La mañana era destemplada y muy gris. Entre la mole blancuzca de la Facultad de Odontología y vidrieras que le dejaron el recuerdo, sin duda falso, de bandejas donde se apilaban dentaduras postizas, caminó hacia el consultorio. Sentía una flojedad en las piernas, que atribuyó al hecho de no haber desayunado, y una inexplicable mezcla de aprensión y congoja. Aunque llevaba consigo la chequera, estaba resuelto a no empezar esa mañana el tratamiento. Se aferraba a la decisión, como a un salvavidas.
Una enfermera abrió la puerta. En la sala había una mesa con teléfono, sillas alineadas contra las paredes, un cuadro, firmado Carrière, de una mujer que parecía una momia deshilachada, una reproducción del Lacoonte.

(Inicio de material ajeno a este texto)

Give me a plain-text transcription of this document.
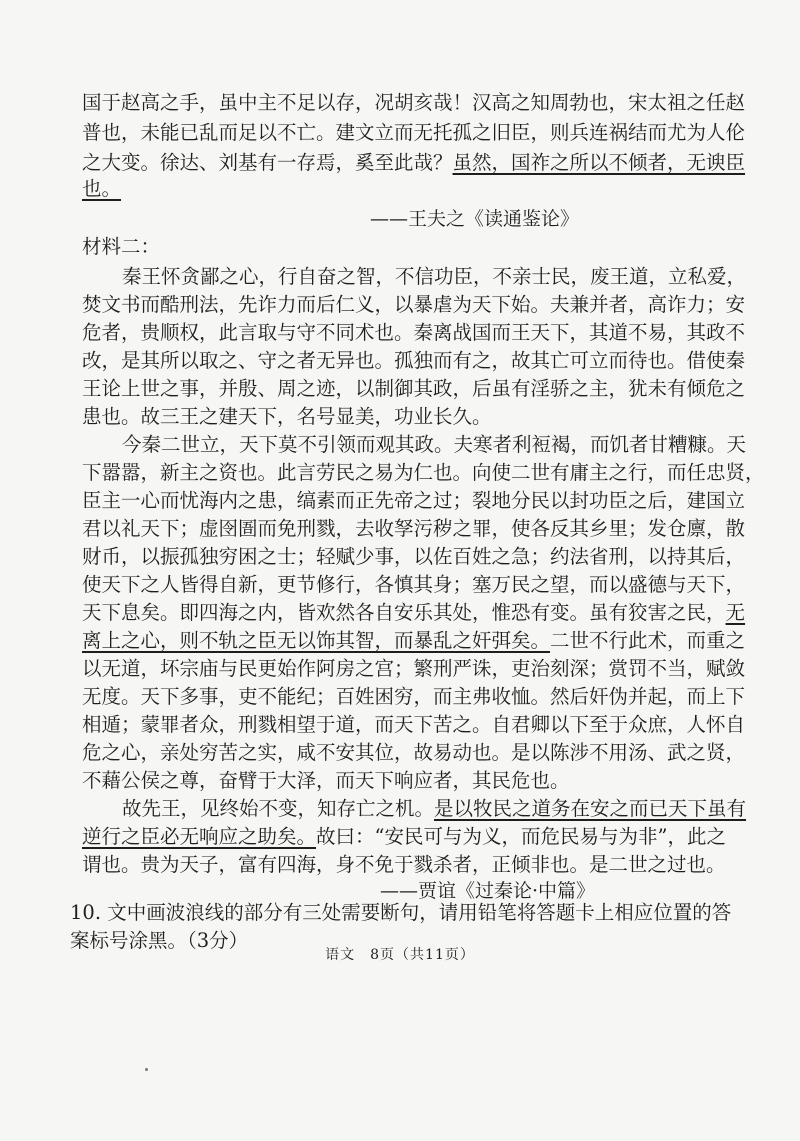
国于赵高之手，虽中主不足以存，况胡亥哉！汉高之知周勃也，宋太祖之任赵
普也，未能已乱而足以不亡。建文立而无托孤之旧臣，则兵连祸结而尤为人伦
之大变。徐达、刘基有一存焉，奚至此哉？虽然，国祚之所以不倾者，无谀臣
也。
——王夫之《读通鉴论》
材料二：
秦王怀贪鄙之心，行自奋之智，不信功臣，不亲士民，废王道，立私爱，
焚文书而酷刑法，先诈力而后仁义，以暴虐为天下始。夫兼并者，高诈力；安
危者，贵顺权，此言取与守不同术也。秦离战国而王天下，其道不易，其政不
改，是其所以取之、守之者无异也。孤独而有之，故其亡可立而待也。借使秦
王论上世之事，并殷、周之迹，以制御其政，后虽有淫骄之主，犹未有倾危之
患也。故三王之建天下，名号显美，功业长久。
今秦二世立，天下莫不引领而观其政。夫寒者利裋褐，而饥者甘糟糠。天
下嚣嚣，新主之资也。此言劳民之易为仁也。向使二世有庸主之行，而任忠贤，
臣主一心而忧海内之患，缟素而正先帝之过；裂地分民以封功臣之后，建国立
君以礼天下；虚囹圄而免刑戮，去收孥污秽之罪，使各反其乡里；发仓廪，散
财币，以振孤独穷困之士；轻赋少事，以佐百姓之急；约法省刑，以持其后，
使天下之人皆得自新，更节修行，各慎其身；塞万民之望，而以盛德与天下，
天下息矣。即四海之内，皆欢然各自安乐其处，惟恐有变。虽有狡害之民，无
离上之心，则不轨之臣无以饰其智，而暴乱之奸弭矣。二世不行此术，而重之
以无道，坏宗庙与民更始作阿房之宫；繁刑严诛，吏治刻深；赏罚不当，赋敛
无度。天下多事，吏不能纪；百姓困穷，而主弗收恤。然后奸伪并起，而上下
相遁；蒙罪者众，刑戮相望于道，而天下苦之。自君卿以下至于众庶，人怀自
危之心，亲处穷苦之实，咸不安其位，故易动也。是以陈涉不用汤、武之贤，
不藉公侯之尊，奋臂于大泽，而天下响应者，其民危也。
故先王，见终始不变，知存亡之机。是以牧民之道务在安之而已天下虽有
逆行之臣必无响应之助矣。故曰：“安民可与为义，而危民易与为非”，此之
谓也。贵为天子，富有四海，身不免于戮杀者，正倾非也。是二世之过也。
——贾谊《过秦论·中篇》
10. 文中画波浪线的部分有三处需要断句，请用铅笔将答题卡上相应位置的答
案标号涂黑。（3分）
语文　8页（共11页）
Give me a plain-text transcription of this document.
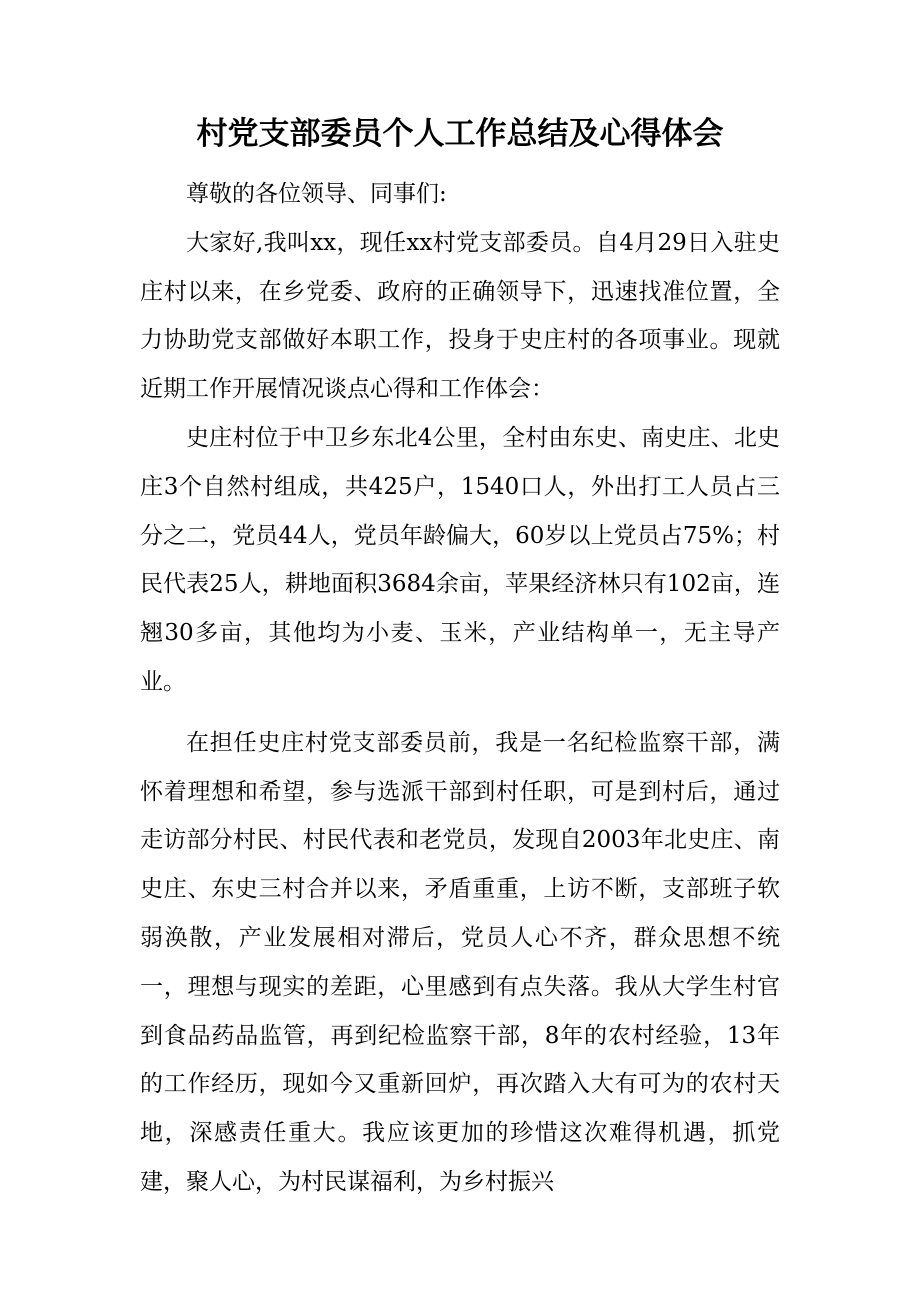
村党支部委员个人工作总结及心得体会

尊敬的各位领导、同事们:

大家好,我叫xx，现任xx村党支部委员。自4月29日入驻史庄村以来，在乡党委、政府的正确领导下，迅速找准位置，全力协助党支部做好本职工作，投身于史庄村的各项事业。现就近期工作开展情况谈点心得和工作体会：

史庄村位于中卫乡东北4公里，全村由东史、南史庄、北史庄3个自然村组成，共425户，1540口人，外出打工人员占三分之二，党员44人，党员年龄偏大，60岁以上党员占75%；村民代表25人，耕地面积3684余亩，苹果经济林只有102亩，连翘30多亩，其他均为小麦、玉米，产业结构单一，无主导产业。

在担任史庄村党支部委员前，我是一名纪检监察干部，满怀着理想和希望，参与选派干部到村任职，可是到村后，通过走访部分村民、村民代表和老党员，发现自2003年北史庄、南史庄、东史三村合并以来，矛盾重重，上访不断，支部班子软弱涣散，产业发展相对滞后，党员人心不齐，群众思想不统一，理想与现实的差距，心里感到有点失落。我从大学生村官到食品药品监管，再到纪检监察干部，8年的农村经验，13年的工作经历，现如今又重新回炉，再次踏入大有可为的农村天地，深感责任重大。我应该更加的珍惜这次难得机遇，抓党建，聚人心，为村民谋福利，为乡村振兴
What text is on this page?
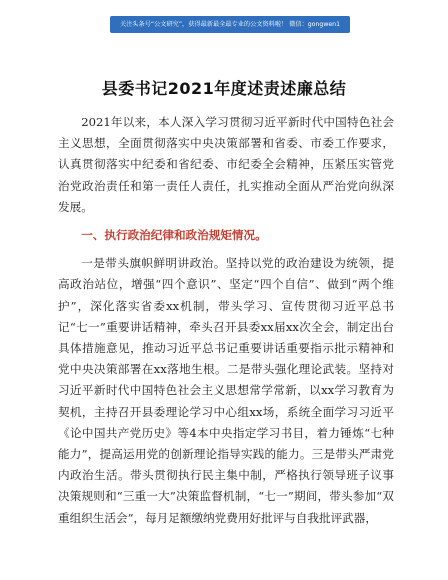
关注头条号“公文研究”，获得最新最全最专业的公文资料啦！ 微信：gongwen1
县委书记2021年度述责述廉总结

2021年以来，本人深入学习贯彻习近平新时代中国特色社会主义思想，全面贯彻落实中央决策部署和省委、市委工作要求，认真贯彻落实中纪委和省纪委、市纪委全会精神，压紧压实管党治党政治责任和第一责任人责任，扎实推动全面从严治党向纵深发展。

一、执行政治纪律和政治规矩情况。

一是带头旗帜鲜明讲政治。坚持以党的政治建设为统领，提高政治站位，增强“四个意识”、坚定“四个自信”、做到“两个维护”，深化落实省委xx机制，带头学习、宣传贯彻习近平总书记“七一”重要讲话精神，牵头召开县委xx届xx次全会，制定出台具体措施意见，推动习近平总书记重要讲话重要指示批示精神和党中央决策部署在xx落地生根。二是带头强化理论武装。坚持对习近平新时代中国特色社会主义思想常学常新，以xx学习教育为契机，主持召开县委理论学习中心组xx场，系统全面学习习近平《论中国共产党历史》等4本中央指定学习书目，着力锤炼“七种能力”，提高运用党的创新理论指导实践的能力。三是带头严肃党内政治生活。带头贯彻执行民主集中制，严格执行领导班子议事决策规则和“三重一大”决策监督机制，“七一”期间，带头参加“双重组织生活会”，每月足额缴纳党费用好批评与自我批评武器，
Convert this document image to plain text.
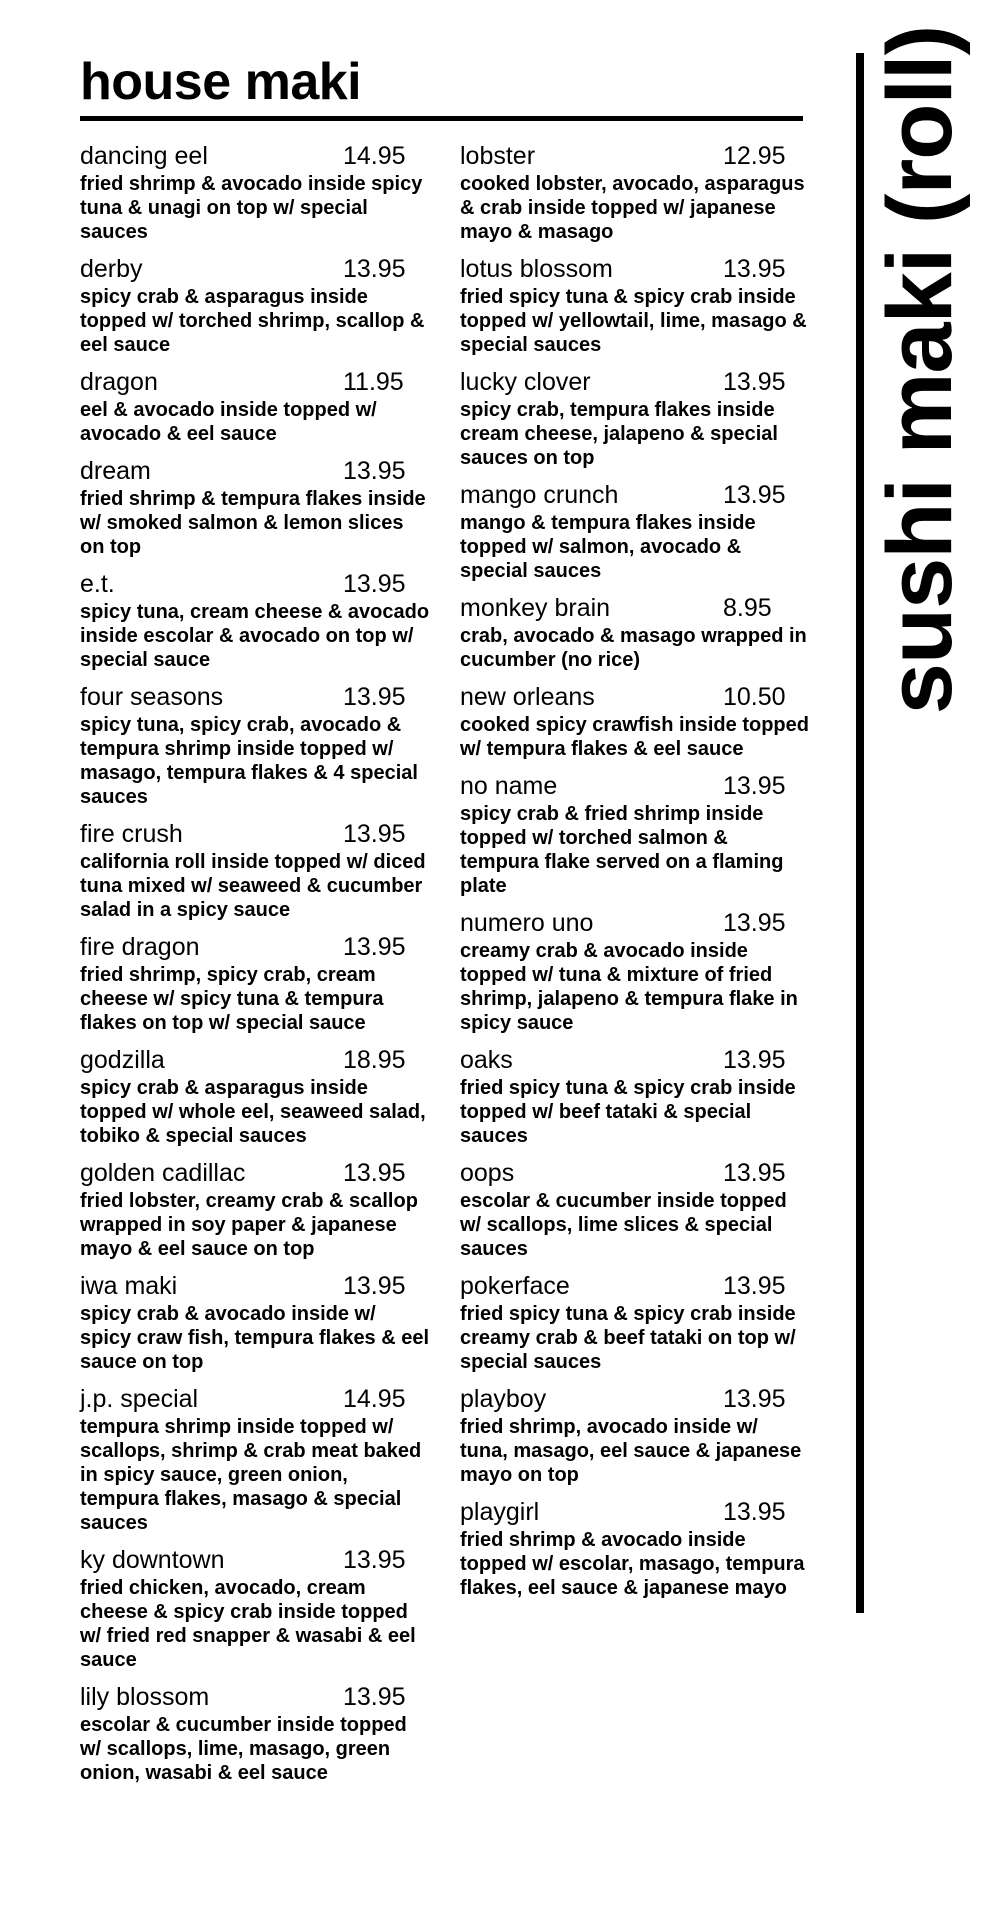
house maki
dancing eel	14.95
fried shrimp & avocado inside spicy tuna & unagi on top w/ special sauces
derby	13.95
spicy crab & asparagus inside topped w/ torched shrimp, scallop & eel sauce
dragon	11.95
eel & avocado inside topped w/ avocado & eel sauce
dream	13.95
fried shrimp & tempura flakes inside w/ smoked salmon & lemon slices on top
e.t.	13.95
spicy tuna, cream cheese & avocado inside escolar & avocado on top w/ special sauce
four seasons	13.95
spicy tuna, spicy crab, avocado & tempura shrimp inside topped w/ masago, tempura flakes & 4 special sauces
fire crush	13.95
california roll inside topped w/ diced tuna mixed w/ seaweed & cucumber salad in a spicy sauce
fire dragon	13.95
fried shrimp, spicy crab, cream cheese w/ spicy tuna & tempura flakes on top w/ special sauce
godzilla	18.95
spicy crab & asparagus inside topped w/ whole eel, seaweed salad, tobiko & special sauces
golden cadillac	13.95
fried lobster, creamy crab & scallop wrapped in soy paper & japanese mayo & eel sauce on top
iwa maki	13.95
spicy crab & avocado inside w/ spicy craw fish, tempura flakes & eel sauce on top
j.p. special	14.95
tempura shrimp inside topped w/ scallops, shrimp & crab meat baked in spicy sauce, green onion, tempura flakes, masago & special sauces
ky downtown	13.95
fried chicken, avocado, cream cheese & spicy crab inside topped w/ fried red snapper & wasabi & eel sauce
lily blossom	13.95
escolar & cucumber inside topped w/ scallops, lime, masago, green onion, wasabi & eel sauce
lobster	12.95
cooked lobster, avocado, asparagus & crab inside topped w/ japanese mayo & masago
lotus blossom	13.95
fried spicy tuna & spicy crab inside topped w/ yellowtail, lime, masago & special sauces
lucky clover	13.95
spicy crab, tempura flakes inside cream cheese, jalapeno & special sauces on top
mango crunch	13.95
mango & tempura flakes inside topped w/ salmon, avocado & special sauces
monkey brain	8.95
crab, avocado & masago wrapped in cucumber (no rice)
new orleans	10.50
cooked spicy crawfish inside topped w/ tempura flakes & eel sauce
no name	13.95
spicy crab & fried shrimp inside topped w/ torched salmon & tempura flake served on a flaming plate
numero uno	13.95
creamy crab & avocado inside topped w/ tuna & mixture of fried shrimp, jalapeno & tempura flake in spicy sauce
oaks	13.95
fried spicy tuna & spicy crab inside topped w/ beef tataki & special sauces
oops	13.95
escolar & cucumber inside topped w/ scallops, lime slices & special sauces
pokerface	13.95
fried spicy tuna & spicy crab inside creamy crab & beef tataki on top w/ special sauces
playboy	13.95
fried shrimp, avocado inside w/ tuna, masago, eel sauce & japanese mayo on top
playgirl	13.95
fried shrimp & avocado inside topped w/ escolar, masago, tempura flakes, eel sauce & japanese mayo
sushi maki (roll)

—Tome asiento —dijo la enfermera.
—¿Hay que sacar tarjeta?
—Después me ve.
No sabía si alegrarse por no esperar que pasaran otros o preocuparse por ser el único. Ahí sentado recordó el miedo que tuvo, cincuenta y tantos años atrás, al oír que lo llamaban para dar su primer examen en Letras. Con una sonrisa forzada se decía que estaba, por segunda vez, en capilla, cuando oyó:
—Señor Olinden.
Se incorporó rápidamente y sintió un leve mareo. Entró en el consultorio.
El doctor, atento a un libro que reponía en su modesta biblioteca, le tendió una mano. Era un hombre flaco, de frente ancha, de cara angosta y pálida, de ojos grandes, febriles, oscuros. Nada en él parecía muy limpio.
—Odio trabajar en equipo —declaró con furia; suspiró y dijo:
—¡El que sólo tiene dos brazos no puede salvar a muchos! Le hablaré con toda claridad: yo elijo a mis pacientes.
—Comprendo —contestó Olinden.
Por los nervios, comprendía a medias. Se acordó de un recurso para recuperar el aplomo, que a veces daba resultado: formular una frase. La que pensó no lo tranquilizó: «Me tocó un médico anterior a la asepsia». El médico estaba diciendo:
—Bien. Le haré el planteo inevitable. ¿Qué razón me da para que le alarguemos la vida?
Se consideró estúpido por no haber previsto la pregunta. Debía decir algo, improvisar, tirar a la suerte el tan ansiado suplemento de cincuenta años. Ahora deseaba que lo aceptaran, que el tratamiento empezara esa mañana.
Sonó el teléfono. El médico atendió, giró con la silla, le dio la espalda y, encorvado sobre el aparato, mantuvo una larga conversación. A Olinden le llegaban susurros.
Se dijo: «Un llamado providencial, a condición de que yo lo aproveche». Trató de pensar rápidamente. ¿Era el sostén de una familia que iba a quedar en el desamparo? ¿O era un escritor y no quería dejar inconcluso un libro? ¿O era un hombre de ciencia y no se resignaba a interrumpir la investigación que tarde o temprano desembocaría en un descubrimiento beneficioso para la humanidad? Comprendió que no tenía coraje para formular tales embustes. La cara lo delataría. Oyó entonces palabras que lo apremiaban:
—Estoy esperando la respuesta.
Por no encontrar nada mejor, dijo lo que sentía:
—Tal vez no tenga un motivo especial. Me da pereza que se interrumpa…
—Que se interrumpa qué. ¿Su vida, su conciencia?
—Es claro, mi conciencia.
—Una respuesta adecuada. Que no me vengan a mí con grandes obras y con descubrimientos salvadores, para un mundo que tarde o temprano desaparecerá. Un deseo espontáneo, directo, como el suyo, es otra cosa. Merece atención.
No pudo menos que objetar:
—Sin embargo, doctor, usted sabe mejor que nadie que un gran descubrimiento es posible.
—¿Por lo del reloj biológico? Solamente hubo un golpe de suerte y la astucia necesaria para no desperdiciarlo. Óigame, Olinden: cada cual es dueño de hacer lo que quiera. Si pretende descubrir algo, o dejar obra, allá usted. Pero si quiere, encima, que lo apoyen, no cuente conmigo. Yo le diría «cada cual atiende su juego», como en el canto de los chicos. Está en el Eclesiastés: todo trabajo es ilusorio. Un juego para entretenerse. En cambio, cuando uno desea vivamente pone sentimiento. Algo que esté cerca de lo que podríamos llamar real. ¿Le parezco un sentimental asqueroso?
«No entiendo», se dijo Olinden, y no abrió la boca.